From the Article: "What Makes Chrissie Wellington So Good?"
Flash back to the summer of 2008—the 2007 Ford Ironman World Champion, Chris McCormack, is having a knock-down, drag-out, one-on-one battle with Eneko Llanos of Spain in Frankfurt, Germany, at Ironman Europe. During the week leading into the race, McCormack and Wellington had become friends. “We spent some time talking and she’s such a positive person,” remembers McCormack. The run course in Frankfurt loops around and at one point the men ran past the lead women. “When I ran by Chrissie,” McCormack continues, “she started running with me and cheering ‘Way to go Chris, you are running GREAT! Who’s in second?’ I could barely breathe and I yelled back, ‘Llanos… he’s right behind me.’ So now she’s cheering for both of us and continuing to stay with both Eneko and me. Everyone knew Chrissie was a special talent, but after she ran with us for the better part of the next mile, I realized just how special.”

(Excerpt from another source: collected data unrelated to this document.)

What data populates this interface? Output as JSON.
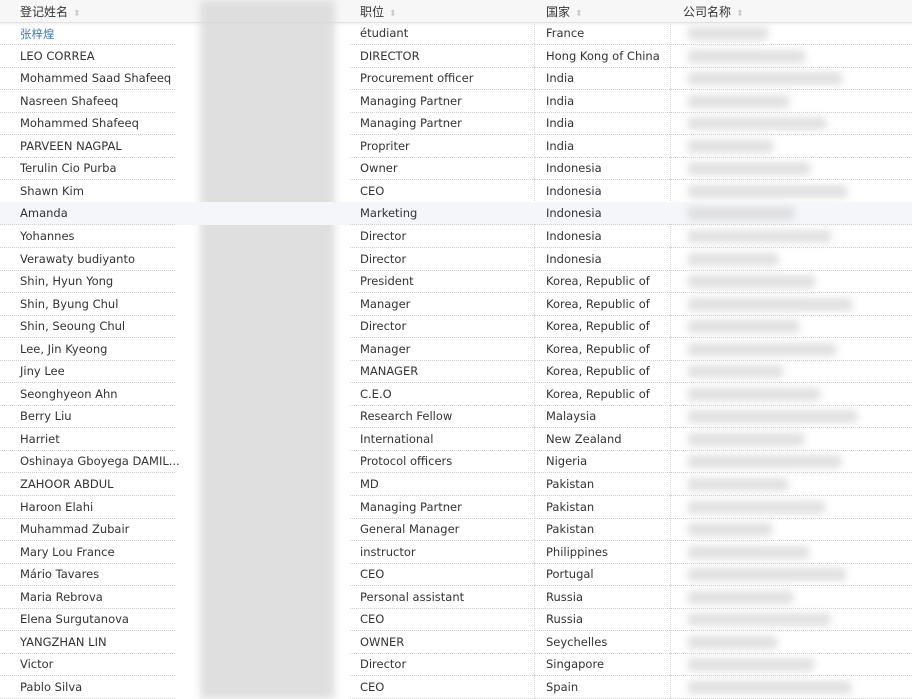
{
  "headers": {
    "name": "登记姓名",
    "hidden": "",
    "title": "职位",
    "country": "国家",
    "company": "公司名称"
  },
  "sort_icon": "sort-updown-icon",
  "colors": {
    "link": "#4a79b0",
    "header_bg": "#f7f7f7",
    "highlight": "#f4f6f9"
  },
  "rows": [
    {
      "name": "张梓煌",
      "title": "étudiant",
      "country": "France"
    },
    {
      "name": "LEO CORREA",
      "title": "DIRECTOR",
      "country": "Hong Kong of China"
    },
    {
      "name": "Mohammed Saad Shafeeq",
      "title": "Procurement officer",
      "country": "India"
    },
    {
      "name": "Nasreen Shafeeq",
      "title": "Managing Partner",
      "country": "India"
    },
    {
      "name": "Mohammed Shafeeq",
      "title": "Managing Partner",
      "country": "India"
    },
    {
      "name": "PARVEEN NAGPAL",
      "title": "Propriter",
      "country": "India"
    },
    {
      "name": "Terulin Cio Purba",
      "title": "Owner",
      "country": "Indonesia"
    },
    {
      "name": "Shawn Kim",
      "title": "CEO",
      "country": "Indonesia"
    },
    {
      "name": "Amanda",
      "title": "Marketing",
      "country": "Indonesia"
    },
    {
      "name": "Yohannes",
      "title": "Director",
      "country": "Indonesia"
    },
    {
      "name": "Verawaty budiyanto",
      "title": "Director",
      "country": "Indonesia"
    },
    {
      "name": "Shin, Hyun Yong",
      "title": "President",
      "country": "Korea, Republic of"
    },
    {
      "name": "Shin, Byung Chul",
      "title": "Manager",
      "country": "Korea, Republic of"
    },
    {
      "name": "Shin, Seoung Chul",
      "title": "Director",
      "country": "Korea, Republic of"
    },
    {
      "name": "Lee, Jin Kyeong",
      "title": "Manager",
      "country": "Korea, Republic of"
    },
    {
      "name": "Jiny Lee",
      "title": "MANAGER",
      "country": "Korea, Republic of"
    },
    {
      "name": "Seonghyeon Ahn",
      "title": "C.E.O",
      "country": "Korea, Republic of"
    },
    {
      "name": "Berry Liu",
      "title": "Research Fellow",
      "country": "Malaysia"
    },
    {
      "name": "Harriet",
      "title": "International",
      "country": "New Zealand"
    },
    {
      "name": "Oshinaya Gboyega DAMIL...",
      "title": "Protocol officers",
      "country": "Nigeria"
    },
    {
      "name": "ZAHOOR ABDUL",
      "title": "MD",
      "country": "Pakistan"
    },
    {
      "name": "Haroon Elahi",
      "title": "Managing Partner",
      "country": "Pakistan"
    },
    {
      "name": "Muhammad Zubair",
      "title": "General Manager",
      "country": "Pakistan"
    },
    {
      "name": "Mary Lou France",
      "title": "instructor",
      "country": "Philippines"
    },
    {
      "name": "Mário Tavares",
      "title": "CEO",
      "country": "Portugal"
    },
    {
      "name": "Maria Rebrova",
      "title": "Personal assistant",
      "country": "Russia"
    },
    {
      "name": "Elena Surgutanova",
      "title": "CEO",
      "country": "Russia"
    },
    {
      "name": "YANGZHAN LIN",
      "title": "OWNER",
      "country": "Seychelles"
    },
    {
      "name": "Victor",
      "title": "Director",
      "country": "Singapore"
    },
    {
      "name": "Pablo Silva",
      "title": "CEO",
      "country": "Spain"
    }
  ]
}
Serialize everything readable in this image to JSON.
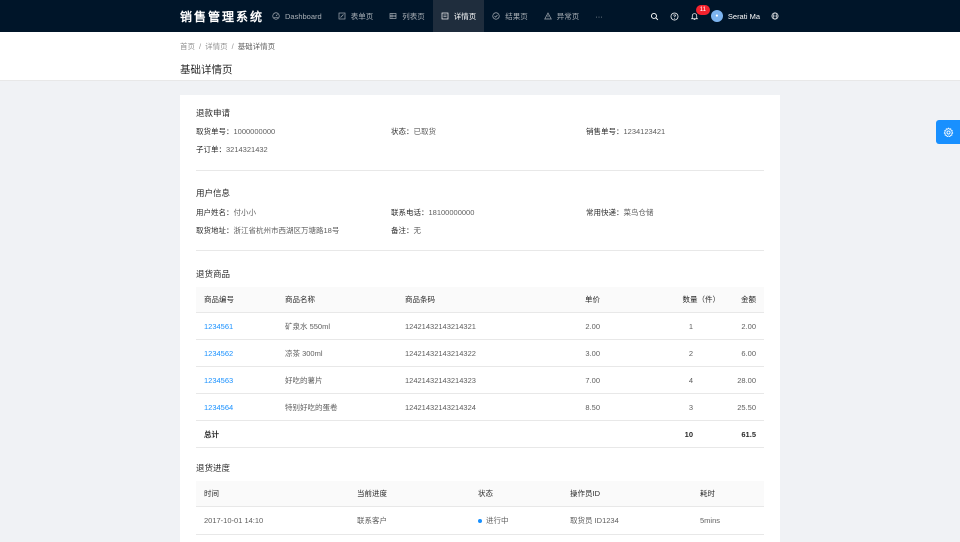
{
  "header": {
    "logo": "销售管理系统",
    "nav": [
      {
        "label": "Dashboard",
        "icon": "dashboard-icon",
        "active": false
      },
      {
        "label": "表单页",
        "icon": "form-icon",
        "active": false
      },
      {
        "label": "列表页",
        "icon": "table-icon",
        "active": false
      },
      {
        "label": "详情页",
        "icon": "profile-icon",
        "active": true
      },
      {
        "label": "结果页",
        "icon": "check-circle-icon",
        "active": false
      },
      {
        "label": "异常页",
        "icon": "warning-icon",
        "active": false
      },
      {
        "label": "···",
        "icon": "more-icon",
        "active": false
      }
    ],
    "notification_count": "11",
    "user_name": "Serati Ma"
  },
  "breadcrumb": [
    "首页",
    "详情页",
    "基础详情页"
  ],
  "page_title": "基础详情页",
  "refund": {
    "title": "退款申请",
    "fields": [
      {
        "label": "取货单号：",
        "value": "1000000000"
      },
      {
        "label": "状态：",
        "value": "已取货"
      },
      {
        "label": "销售单号：",
        "value": "1234123421"
      },
      {
        "label": "子订单：",
        "value": "3214321432"
      }
    ]
  },
  "user_info": {
    "title": "用户信息",
    "fields": [
      {
        "label": "用户姓名：",
        "value": "付小小"
      },
      {
        "label": "联系电话：",
        "value": "18100000000"
      },
      {
        "label": "常用快递：",
        "value": "菜鸟仓储"
      },
      {
        "label": "取货地址：",
        "value": "浙江省杭州市西湖区万塘路18号"
      },
      {
        "label": "备注：",
        "value": "无"
      }
    ]
  },
  "goods": {
    "title": "退货商品",
    "columns": [
      "商品编号",
      "商品名称",
      "商品条码",
      "单价",
      "数量（件）",
      "金额"
    ],
    "rows": [
      {
        "id": "1234561",
        "name": "矿泉水 550ml",
        "barcode": "12421432143214321",
        "price": "2.00",
        "qty": "1",
        "amount": "2.00"
      },
      {
        "id": "1234562",
        "name": "凉茶 300ml",
        "barcode": "12421432143214322",
        "price": "3.00",
        "qty": "2",
        "amount": "6.00"
      },
      {
        "id": "1234563",
        "name": "好吃的薯片",
        "barcode": "12421432143214323",
        "price": "7.00",
        "qty": "4",
        "amount": "28.00"
      },
      {
        "id": "1234564",
        "name": "特别好吃的蛋卷",
        "barcode": "12421432143214324",
        "price": "8.50",
        "qty": "3",
        "amount": "25.50"
      }
    ],
    "total": {
      "label": "总计",
      "qty": "10",
      "amount": "61.5"
    }
  },
  "progress": {
    "title": "退货进度",
    "columns": [
      "时间",
      "当前进度",
      "状态",
      "操作员ID",
      "耗时"
    ],
    "rows": [
      {
        "time": "2017-10-01 14:10",
        "step": "联系客户",
        "status": "进行中",
        "operator": "取货员 ID1234",
        "duration": "5mins"
      }
    ]
  },
  "colors": {
    "header_bg": "#001529",
    "primary": "#1890ff",
    "badge": "#f5222d"
  }
}
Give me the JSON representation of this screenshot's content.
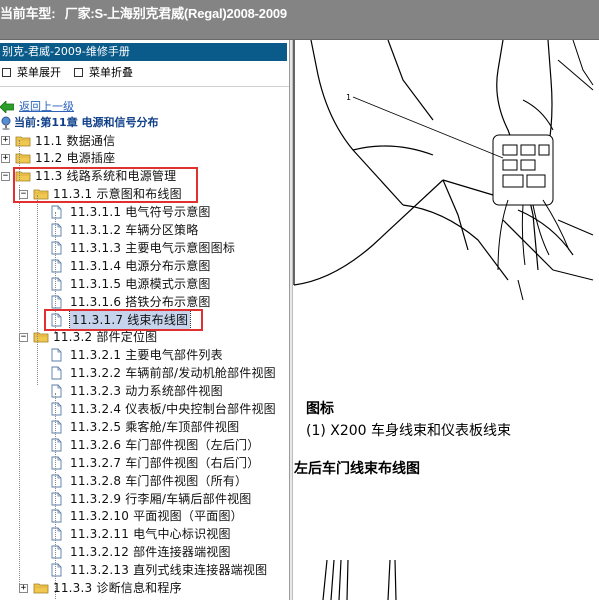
{
  "window": {
    "title_label": "当前车型:",
    "title_value": "厂家:S-上海别克君威(Regal)2008-2009"
  },
  "sidebar": {
    "panel_title": "别克-君威-2009-维修手册",
    "toolbar": {
      "expand_all": "菜单展开",
      "collapse_all": "菜单折叠"
    },
    "back_link": "返回上一级",
    "current_chapter": "当前:第11章 电源和信号分布",
    "tree": [
      {
        "label": "11.1 数据通信",
        "type": "folder",
        "expander": "+"
      },
      {
        "label": "11.2 电源插座",
        "type": "folder",
        "expander": "+"
      },
      {
        "label": "11.3 线路系统和电源管理",
        "type": "folder",
        "expander": "-"
      },
      {
        "label": "11.3.1 示意图和布线图",
        "type": "folder",
        "expander": "-"
      },
      {
        "label": "11.3.1.1 电气符号示意图",
        "type": "doc"
      },
      {
        "label": "11.3.1.2 车辆分区策略",
        "type": "doc"
      },
      {
        "label": "11.3.1.3 主要电气示意图图标",
        "type": "doc"
      },
      {
        "label": "11.3.1.4 电源分布示意图",
        "type": "doc"
      },
      {
        "label": "11.3.1.5 电源模式示意图",
        "type": "doc"
      },
      {
        "label": "11.3.1.6 搭铁分布示意图",
        "type": "doc"
      },
      {
        "label": "11.3.1.7 线束布线图",
        "type": "doc",
        "selected": true
      },
      {
        "label": "11.3.2 部件定位图",
        "type": "folder",
        "expander": "-"
      },
      {
        "label": "11.3.2.1 主要电气部件列表",
        "type": "doc"
      },
      {
        "label": "11.3.2.2 车辆前部/发动机舱部件视图",
        "type": "doc"
      },
      {
        "label": "11.3.2.3 动力系统部件视图",
        "type": "doc"
      },
      {
        "label": "11.3.2.4 仪表板/中央控制台部件视图",
        "type": "doc"
      },
      {
        "label": "11.3.2.5 乘客舱/车顶部件视图",
        "type": "doc"
      },
      {
        "label": "11.3.2.6 车门部件视图（左后门）",
        "type": "doc"
      },
      {
        "label": "11.3.2.7 车门部件视图（右后门）",
        "type": "doc"
      },
      {
        "label": "11.3.2.8 车门部件视图（所有）",
        "type": "doc"
      },
      {
        "label": "11.3.2.9 行李厢/车辆后部件视图",
        "type": "doc"
      },
      {
        "label": "11.3.2.10 平面视图（平面图）",
        "type": "doc"
      },
      {
        "label": "11.3.2.11 电气中心标识视图",
        "type": "doc"
      },
      {
        "label": "11.3.2.12 部件连接器端视图",
        "type": "doc"
      },
      {
        "label": "11.3.2.13 直列式线束连接器端视图",
        "type": "doc"
      },
      {
        "label": "11.3.3 诊断信息和程序",
        "type": "folder",
        "expander": "+"
      }
    ]
  },
  "content": {
    "callout_number": "1",
    "figure_label": "图标",
    "figure_caption": "(1) X200 车身线束和仪表板线束",
    "section_heading": "左后车门线束布线图"
  },
  "colors": {
    "title_bar_bg": "#848484",
    "panel_title_bg": "#0a5a8a",
    "folder_yellow": "#f0c850",
    "highlight_box": "#e03030",
    "selection_bg": "#c5d3ec",
    "link_blue": "#2a62b8"
  }
}
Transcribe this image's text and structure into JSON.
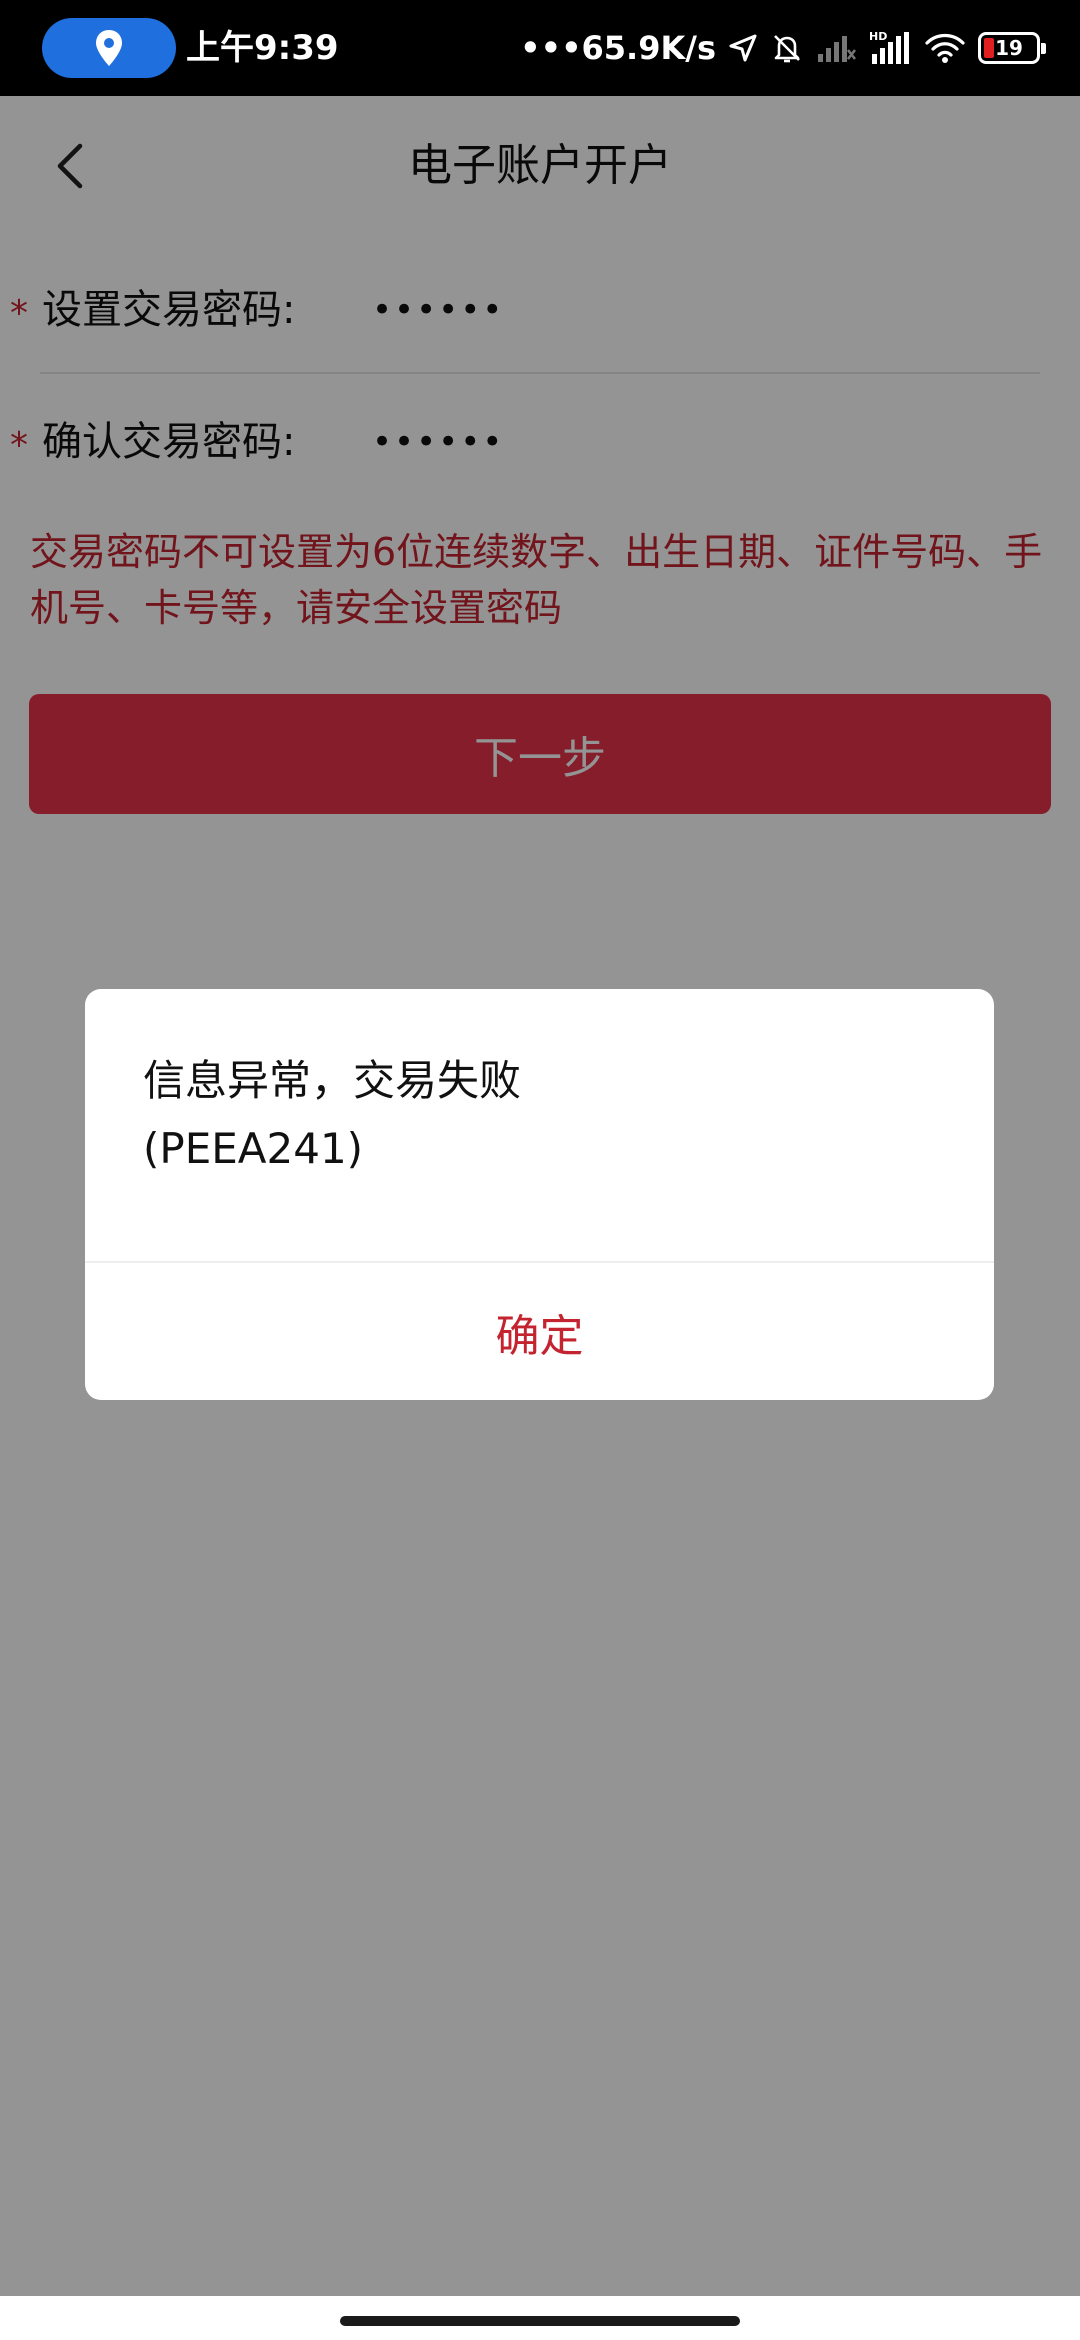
{
  "status_bar": {
    "time": "上午9:39",
    "net_speed": "65.9K/s",
    "battery_level": "19",
    "icons": [
      "location-icon",
      "navigation-arrow-icon",
      "mute-bell-icon",
      "no-signal-icon",
      "hd-signal-icon",
      "wifi-icon",
      "battery-icon"
    ]
  },
  "nav": {
    "title": "电子账户开户",
    "back_icon": "chevron-left-icon"
  },
  "form": {
    "required_mark": "*",
    "set_password": {
      "label": "设置交易密码:",
      "value": "••••••"
    },
    "confirm_password": {
      "label": "确认交易密码:",
      "value": "••••••"
    }
  },
  "tip": {
    "text": "交易密码不可设置为6位连续数字、出生日期、证件号码、手机号、卡号等，请安全设置密码"
  },
  "next_button": {
    "label": "下一步"
  },
  "dialog": {
    "message_line1": "信息异常，交易失败",
    "message_line2": "(PEEA241)",
    "confirm_label": "确定"
  },
  "colors": {
    "accent_red": "#c4242f",
    "button_red": "#e5324a",
    "overlay": "rgba(0,0,0,0.42)",
    "status_bar_bg": "#000000",
    "location_pill": "#1f6fde"
  }
}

How special? She won the first Ironman she attempted—Ironman Korea in 2007—and she has yet to lose any Ironman-distance event. That’s three times in a row in Kona, two times in Australia and two times in Germany. In Kona this past October, she broke Paula Newby-Fraser’s 17-year-old course record and went 8:54:02. At the Quelle Challenge in Roth, Germany, she took nearly 14 minutes off the existing course record and went 8:31:59, the fastest time ever for a woman at an Ironman-distance race.